Why I'm Not Furious At Either Ervin Santana Or The Angels For His Crappy Performance Tonight: Orioles 6, Angels 4

Oh, how I yelled fury at Ervin Santana in the first couple of innings of this game; his command was absolute garbage, and he was giving up longballs like batting practice. But by the time the game was over, I had an entirely different view of things.
  1. What else were the Angels gonna do? Matt Palmer was the obvious other choice, but he had been hammered in his last two starts; following his craptacular appearance in Arizona, his most recent and possibly final start with the Angels for a while, Mike Scioscia said
    "If he was making pitches and guys were hitting them, we'd be more concerned," Scioscia said of Palmer, who is 2-1 in his past four starts, despite yielding 18 earned runs in 22 innings. "What's happening is he's not making pitches as consistently as early in the year.

    "Matty's inability to control the count has caught up with him the last few games. He can pitch better than he's shown the last couple starts."

    And indeed, Palmer, used in relief tonight, showed once again that he is capable of pitching well, but it's also worth mentioning that he pitched backwards to many of his opponents. It didn't catch up to him, though, so that was a good thing.
  2. Santana's velocity is back. That's key, because without it, Ervin's a two-pitch pitcher, and meat on the mound. He dialed it up as high as 97, staying around 94-96 on his fastball for the most part (from memory and the stadium radar gun).
  3. Two of the runs against him were unearned thanks to an Erick Aybar error in the first.
The overall point, though, is that for the Angels, it was Palmer or Santana. Even if the good news was that Ervin's velocity was back but his control wasn't, what could they reasonably do? Leave him in AAA for another couple starts while Palmer flailed in the rotation (again)? Pick your poison, and if the Angels knew that Santana's velocity was back (a reasonable assumption), better to take some chances there with a guy who has more upside.

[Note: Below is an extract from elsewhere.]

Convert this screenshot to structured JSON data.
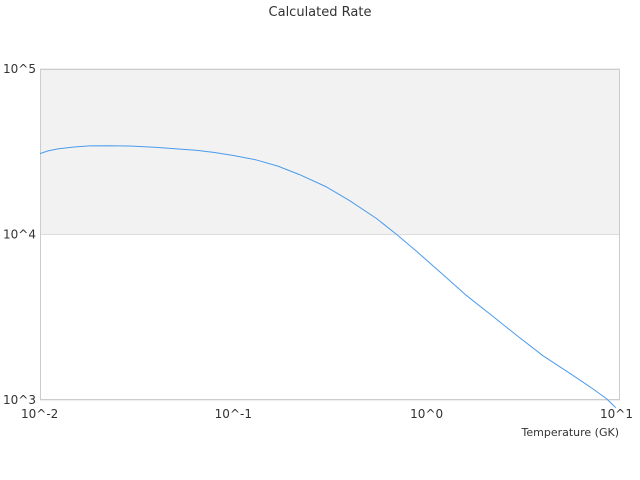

The bullpen did a decent job, pitching scoreless ball for four innings, including a creditable job by Rich Thompson. Had the Angels gotten their act together against the never-before-seen (by them) David Hernandez, the outcome might have been more interesting while the game was in progress. Kendry Morales hit a nice little two-run shot in the sixth to cut the deficit to three, and Vlad made himself useful in the eighth by punching a scoring groundout, but that is not why you have Vlad on the roster. Indeed, I've been wondering for some time now why Vlad hasn't been benched or moved out of the four hole; he's not quite the automatic out Howard Kendrick was, but getting there.